Give the People the What They Want

Some gorgeous animation notwithstanding, no one would contend that the new Super Mario Bros. movies are quality cinema. But they earn millions at the box office, in part, because audiences know the characters. The films don’t just focus on Mario and Luigi, Bowser and Peach. Other oddities burst from the screen, from Dry Bones to Kamek to Rosalina to Wart. The marketing for Street Fighter uses the same strategy, filling the screen with Ken and Ryu in their gis, Guile with a flattop, and Chun-Li her qipao.

The cynic would dismiss these instances as fan service, and they’d be right. But the films want to appeal to fans by taking the beloved stuff from the games and putting it on screen, regardless of realism.

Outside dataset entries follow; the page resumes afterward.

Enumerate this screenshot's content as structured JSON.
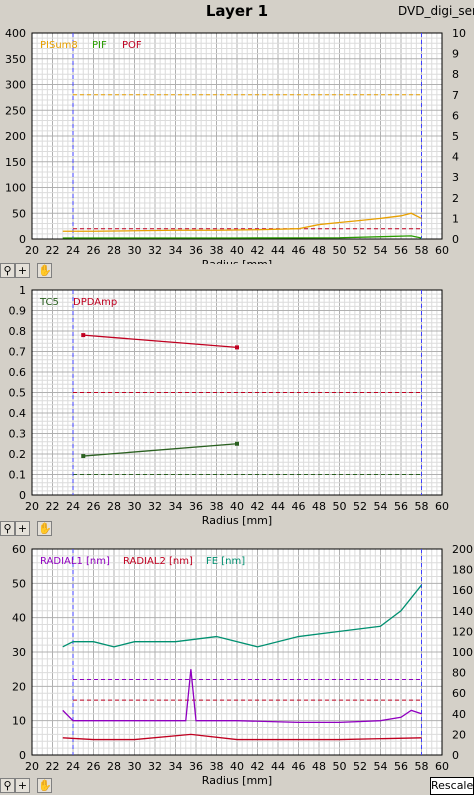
{
  "header": {
    "title": "Layer 1",
    "filename": "DVD_digi_serv"
  },
  "toolbar": {
    "zoom_icon": "zoom-icon",
    "crosshair_icon": "crosshair-icon",
    "pan_icon": "hand-pan-icon"
  },
  "rescale_button": "Rescale",
  "chart_data": [
    {
      "type": "line",
      "xlabel": "Radius [mm]",
      "xlim": [
        20,
        60
      ],
      "xticks": [
        20,
        22,
        24,
        26,
        28,
        30,
        32,
        34,
        36,
        38,
        40,
        42,
        44,
        46,
        48,
        50,
        52,
        54,
        56,
        58,
        60
      ],
      "ylim": [
        0,
        400
      ],
      "yticks": [
        0,
        50,
        100,
        150,
        200,
        250,
        300,
        350,
        400
      ],
      "y2lim": [
        0,
        10
      ],
      "y2ticks": [
        0,
        1,
        2,
        3,
        4,
        5,
        6,
        7,
        8,
        9,
        10
      ],
      "grid": true,
      "legend_position": "top-left",
      "vertical_markers": [
        24,
        58
      ],
      "series": [
        {
          "name": "PISum8",
          "color": "#e8a000",
          "axis": "left",
          "x": [
            23,
            26,
            30,
            34,
            38,
            42,
            46,
            48,
            50,
            52,
            54,
            56,
            57,
            58
          ],
          "values": [
            15,
            15,
            16,
            17,
            17,
            18,
            20,
            28,
            32,
            36,
            40,
            45,
            50,
            40
          ]
        },
        {
          "name": "PIF",
          "color": "#2a9d00",
          "axis": "right",
          "x": [
            23,
            30,
            40,
            50,
            57,
            58
          ],
          "values": [
            0.05,
            0.05,
            0.05,
            0.06,
            0.15,
            0.05
          ]
        },
        {
          "name": "POF",
          "color": "#c00020",
          "axis": "left",
          "x": [],
          "values": []
        }
      ],
      "thresholds": [
        {
          "value": 280,
          "color": "#e8a000"
        },
        {
          "value": 20,
          "color": "#c00020"
        }
      ]
    },
    {
      "type": "line",
      "xlabel": "Radius [mm]",
      "xlim": [
        20,
        60
      ],
      "xticks": [
        20,
        22,
        24,
        26,
        28,
        30,
        32,
        34,
        36,
        38,
        40,
        42,
        44,
        46,
        48,
        50,
        52,
        54,
        56,
        58,
        60
      ],
      "ylim": [
        0,
        1
      ],
      "yticks": [
        0,
        0.1,
        0.2,
        0.3,
        0.4,
        0.5,
        0.6,
        0.7,
        0.8,
        0.9,
        1
      ],
      "grid": true,
      "legend_position": "top-left",
      "vertical_markers": [
        24,
        58
      ],
      "series": [
        {
          "name": "TC5",
          "color": "#2a6020",
          "x": [
            25,
            40
          ],
          "values": [
            0.19,
            0.25
          ]
        },
        {
          "name": "DPDAmp",
          "color": "#c00020",
          "x": [
            25,
            40
          ],
          "values": [
            0.78,
            0.72
          ]
        }
      ],
      "thresholds": [
        {
          "value": 0.5,
          "color": "#c00020"
        },
        {
          "value": 0.1,
          "color": "#2a6020"
        }
      ]
    },
    {
      "type": "line",
      "xlabel": "Radius [mm]",
      "xlim": [
        20,
        60
      ],
      "xticks": [
        20,
        22,
        24,
        26,
        28,
        30,
        32,
        34,
        36,
        38,
        40,
        42,
        44,
        46,
        48,
        50,
        52,
        54,
        56,
        58,
        60
      ],
      "ylim": [
        0,
        60
      ],
      "yticks": [
        0,
        10,
        20,
        30,
        40,
        50,
        60
      ],
      "y2lim": [
        0,
        200
      ],
      "y2ticks": [
        0,
        20,
        40,
        60,
        80,
        100,
        120,
        140,
        160,
        180,
        200
      ],
      "grid": true,
      "legend_position": "top-left",
      "vertical_markers": [
        24,
        58
      ],
      "series": [
        {
          "name": "RADIAL1 [nm]",
          "color": "#9000c0",
          "axis": "left",
          "x": [
            23,
            24,
            26,
            30,
            35,
            35.5,
            36,
            40,
            46,
            50,
            54,
            56,
            57,
            58
          ],
          "values": [
            13,
            10,
            10,
            10,
            10,
            25,
            10,
            10,
            9.5,
            9.5,
            10,
            11,
            13,
            12
          ]
        },
        {
          "name": "RADIAL2 [nm]",
          "color": "#c00020",
          "axis": "left",
          "x": [
            23,
            26,
            30,
            35.5,
            40,
            50,
            58
          ],
          "values": [
            5,
            4.5,
            4.5,
            6,
            4.5,
            4.5,
            5
          ]
        },
        {
          "name": "FE [nm]",
          "color": "#009070",
          "axis": "right",
          "x": [
            23,
            24,
            26,
            28,
            30,
            34,
            38,
            42,
            46,
            50,
            54,
            56,
            58
          ],
          "values": [
            105,
            110,
            110,
            105,
            110,
            110,
            115,
            105,
            115,
            120,
            125,
            140,
            165
          ]
        }
      ],
      "thresholds": [
        {
          "value": 22,
          "color": "#9000c0"
        },
        {
          "value": 16,
          "color": "#c00020"
        }
      ]
    }
  ]
}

For a while, it felt like the MCU followed suit. As opposed to the ’80s and ’90s, when the Punisher didn’t have a skull logo and Batman mounted machine guns on the Batmobile, Iron Man put Tony Stark in a red and gold suit and Captain America gained his powers from the super soldier serum. But, even then, the movies took liberties that grew increasingly annoying. Peter Parker, a guy who made a deal with the devil to protect his secret identity (and save Aunt May, I know, I know) regularly goes unmasked because we can’t hide Tom Holland‘s mug.

It’s time for comic book movies to just do the characters people love in the costumes they expect, just like the video games are doing.

Do The Thing We Love

For moviegoers of a certain age, cinema reached its peak when a baby zombie dropped onto a chicken, prompting Jack Black to utter this generation’s version of “I could have been a contender” or “Forget it, Jake. It’s Chinatown.” Those words are, of course, “Chicken jockey.”